At some point during your reading of this book the realisation might dawn, if you didn’t already know about his creative double life, that Richard Skelton demonstrates an unusual sensitivity to sound. Barbed wire unfolds over a dry-stone wall, an image which he reimagines as a mutant stringed instrument. ‘What harmonies would result if all were sounded in unison?’, Skelton asks — a question which he is uniquely placed to answer. Beyond the Fell Wall is a graceful meditation upon the relationship between landscape, language and sound, written by the most strikingly original composer of electronic music currently working in the UK — a man who spends his days exploring and gathering in the sounds of the fell land that borders his Cumbrian home.

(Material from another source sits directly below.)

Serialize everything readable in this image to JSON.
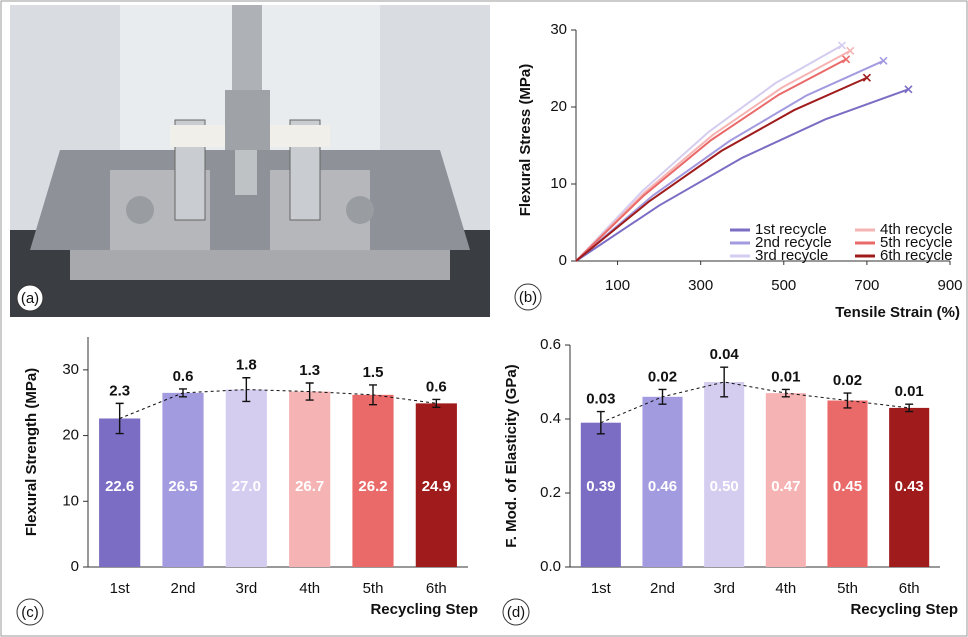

The tools of his trade include digital recording devices and stringed musical instruments; Skelton improvises inchoate melodies by zoning inside the changeable moods of the environment, recordings captured in the field which become source material for his visionary, shape-shifting electronic soundscapes. Ordinarily, he releases his music via his own Corbel Stone Press in editions invariably accompanied by chapbooks of poetry and fragments of text. Beyond the Fell Wall is his first taste of distribution by a commercial publisher, and appears as interest in the work of nature writers like Richard Jefferies, Robert Mabey and Robert Macfarlane is in the ascendant.
Language and landscape — and the conservation of both — provided the subject of Macfarlane’s 2015 Landmarks, a volume not immune to wistfully phrased bucolic nostalgia. Skelton’s fell wall is situated near the River Duddon in Cumbria, once William Wordsworth’s muse. But he is no Romantic. Inner-city Hackney has nothing on this riot of wanton death, destruction and decay. Nature is an aggressor that imposes its arbitrary life-cycle on anyone (and any thing) that gets in its way. Urban destruction has the common decency to crumble around the whims of the market; but rural decay operates by the code of a secretive rulebook which, of course, nobody has read.
Skelton is, in fact, so over Romanticism that he feels able to reclaim one of its base concepts. The original meaning of the word ‘sublime’ — as understood, for instance, by J.M.W. Turner — was a physical beauty so overwhelming as to induce sensations of terror and inadequacy; and anyone foolhardy enough to attempt to conjure up appropriate vocabulary to rationalise this immeasurable force was invariably doomed to failure.
Which becomes Skelton’s starting point. ‘To put down words/ about this landscape/ as if they were stones… the act cannot accomplish/ much beyond mere ornament,’ he states in the first of several aphoristic poems that are interwoven through the main body-text. He resurrects the old Anglo-Saxon word ‘dustsceawung’ as he picks through the bones of a ruined farmhouse — a doleful experience which foretells, he asserts, his own eventual earthly absence.
Composers of electronica are prone to obsess over mortality. Tape and digital recording preserves sound, allowing composers to play God by breathing fresh life through its veins. Beyond the fell wall is the ‘waste’ — a no-man’s-land where sheep go to die, separated from the fertile field. Death is everywhere. That ruined farmhouse becomes a corpse: like the eyes, the roof is the first thing to decompose. Embedded inside his musical structures are out-of-body experiences, as microscopic details of dust and earth are viewed suddenly from the heavens as the perspective abruptly and dramatically shifts.
His book concludes with an equivalent narrative turnaround. In this desolate landscape cold, frost and ice represent an ultimate terror, conditions under which life cannot thrive. But in his epilogue Skelton rewinds back to the Ice Age then marches through history towards the arrival of man. The life-cycle is rebooted.